BASTROP COUNTY, Texas (KXAN) — “I’m very optimistic about the team that I have.”
That’s how death-row inmate Rodney Reed feels about his upcoming evidentiary hearing in Bastrop beginning on Monday, which could grant him a new trial. Reed’s family and his supporters gathered for a rally Saturday afternoon, where Reed was able to talk with them through speakerphone from jail.
Campaigners for Reed argue he was wrongfully convicted of murdering Stacey Stites in Bastrop in 1996. Reed has been on death row for more than 20 years.
His mother Sandra and brother Rodrick were among the speakers at the rally, which began at 3 p.m. outside the Bastrop County Courthouse.
“I wanted to gather here, because this is where it started. This is where they convicted him, in this courtroom,” Rodrick said Saturday. “Because hopefully, it’ll end here, right here in Bastrop with justice, not just for Rodney, but for Stacey, for you and me and everybody involved.”
Reed said on the phone he’s blessed with a solid defense team he believes will bring that justice.
“Everything is going at its own pace. We’ll get there when we get there,” Reed said.
Among Reed’s supporters in the room was Dallas attorney Lee Merritt, who recently launched his campaign for Texas Attorney General against incumbent Ken Paxton.
“Your endorsement is my most proudest endorsement,” Merritt told Reed over the phone.
Merritt has represented the families of Black people killed by police officers.
“You and families like yours are the ones we’re fighting for,” he continued.

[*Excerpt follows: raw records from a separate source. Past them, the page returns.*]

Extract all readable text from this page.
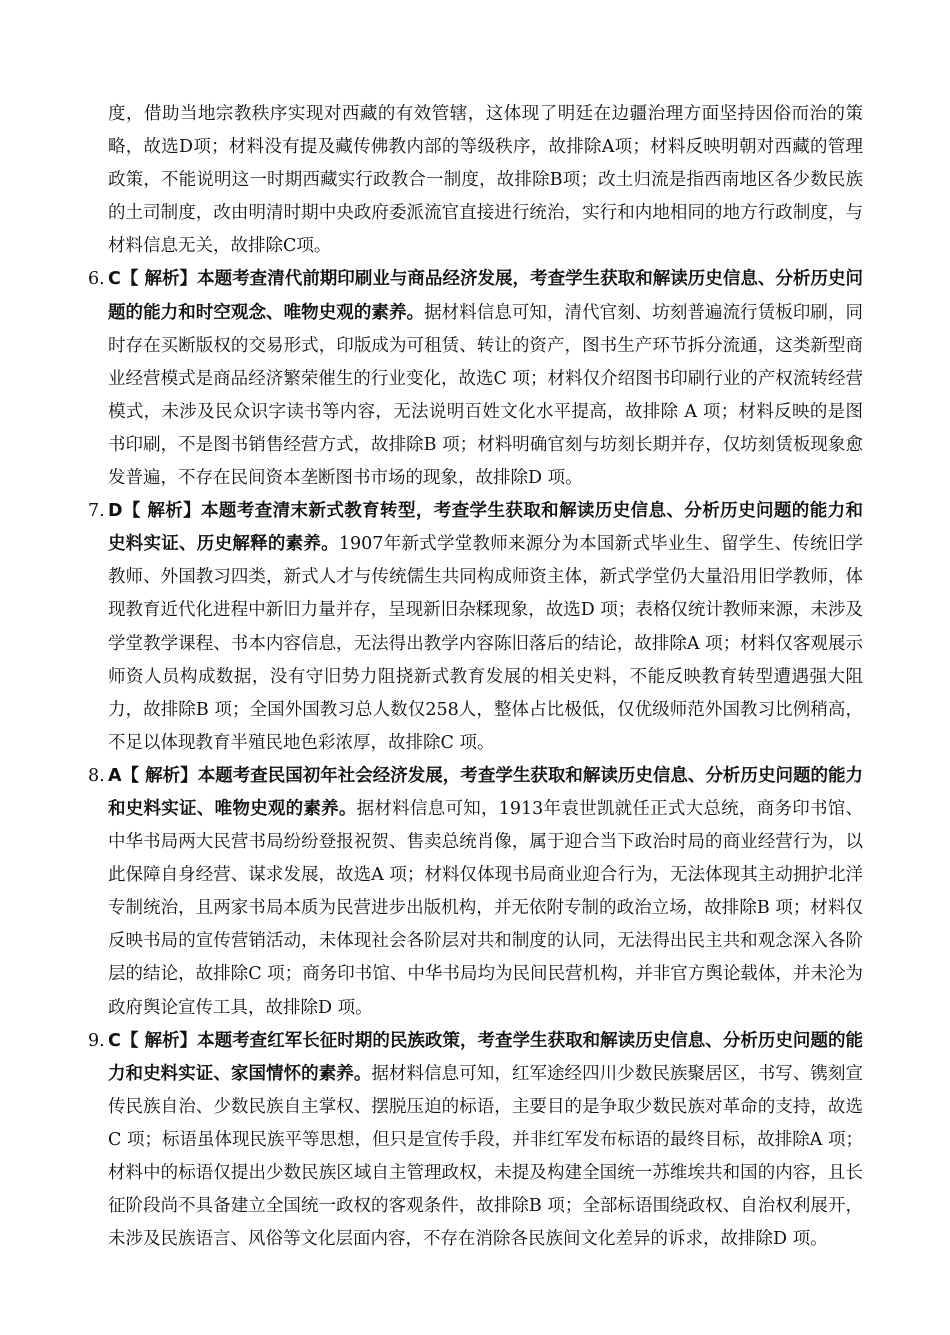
度，借助当地宗教秩序实现对西藏的有效管辖，这体现了明廷在边疆治理方面坚持因俗而治的策略，故选D项；材料没有提及藏传佛教内部的等级秩序，故排除A项；材料反映明朝对西藏的管理政策，不能说明这一时期西藏实行政教合一制度，故排除B项；改土归流是指西南地区各少数民族的土司制度，改由明清时期中央政府委派流官直接进行统治，实行和内地相同的地方行政制度，与材料信息无关，故排除C项。

6. C【 解析】本题考查清代前期印刷业与商品经济发展，考查学生获取和解读历史信息、分析历史问题的能力和时空观念、唯物史观的素养。据材料信息可知，清代官刻、坊刻普遍流行赁板印刷，同时存在买断版权的交易形式，印版成为可租赁、转让的资产，图书生产环节拆分流通，这类新型商业经营模式是商品经济繁荣催生的行业变化，故选C 项；材料仅介绍图书印刷行业的产权流转经营模式，未涉及民众识字读书等内容，无法说明百姓文化水平提高，故排除 A 项；材料反映的是图书印刷，不是图书销售经营方式，故排除B 项；材料明确官刻与坊刻长期并存，仅坊刻赁板现象愈发普遍，不存在民间资本垄断图书市场的现象，故排除D 项。
7. D【 解析】本题考查清末新式教育转型，考查学生获取和解读历史信息、分析历史问题的能力和史料实证、历史解释的素养。1907年新式学堂教师来源分为本国新式毕业生、留学生、传统旧学教师、外国教习四类，新式人才与传统儒生共同构成师资主体，新式学堂仍大量沿用旧学教师，体现教育近代化进程中新旧力量并存，呈现新旧杂糅现象，故选D 项；表格仅统计教师来源，未涉及学堂教学课程、书本内容信息，无法得出教学内容陈旧落后的结论，故排除A 项；材料仅客观展示师资人员构成数据，没有守旧势力阻挠新式教育发展的相关史料，不能反映教育转型遭遇强大阻力，故排除B 项；全国外国教习总人数仅258人，整体占比极低，仅优级师范外国教习比例稍高，不足以体现教育半殖民地色彩浓厚，故排除C 项。
8. A【 解析】本题考查民国初年社会经济发展，考查学生获取和解读历史信息、分析历史问题的能力和史料实证、唯物史观的素养。据材料信息可知，1913年袁世凯就任正式大总统，商务印书馆、中华书局两大民营书局纷纷登报祝贺、售卖总统肖像，属于迎合当下政治时局的商业经营行为，以此保障自身经营、谋求发展，故选A 项；材料仅体现书局商业迎合行为，无法体现其主动拥护北洋专制统治，且两家书局本质为民营进步出版机构，并无依附专制的政治立场，故排除B 项；材料仅反映书局的宣传营销活动，未体现社会各阶层对共和制度的认同，无法得出民主共和观念深入各阶层的结论，故排除C 项；商务印书馆、中华书局均为民间民营机构，并非官方舆论载体，并未沦为政府舆论宣传工具，故排除D 项。
9. C【 解析】本题考查红军长征时期的民族政策，考查学生获取和解读历史信息、分析历史问题的能力和史料实证、家国情怀的素养。据材料信息可知，红军途经四川少数民族聚居区，书写、镌刻宣传民族自治、少数民族自主掌权、摆脱压迫的标语，主要目的是争取少数民族对革命的支持，故选C 项；标语虽体现民族平等思想，但只是宣传手段，并非红军发布标语的最终目标，故排除A 项；材料中的标语仅提出少数民族区域自主管理政权，未提及构建全国统一苏维埃共和国的内容，且长征阶段尚不具备建立全国统一政权的客观条件，故排除B 项；全部标语围绕政权、自治权利展开，未涉及民族语言、风俗等文化层面内容，不存在消除各民族间文化差异的诉求，故排除D 项。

Reed was moved to Bastrop County Jail earlier this month for his hearing, brother Rodrick confirmed to KXAN. The hearing is slated to last two weeks.
This week, Reed’s attorneys claimed prosecutors withheld information at his trial from witnesses who spoke about a possible consensual relationship between Stites and Reed, according to court filings.
The attorneys claim the letters show the state had information at least hinting at a relationship between the pair. Reed’s attorney said his defense team was entitled to those summaries and the underlying information 23 years ago.
Reed was scheduled to be executed in 2019, but the Texas Court of Appeals granted an indefinite stay at the last minute.
He said over the phone Saturday he’s thankful to talk with family and friends he hasn’t spoken to in years.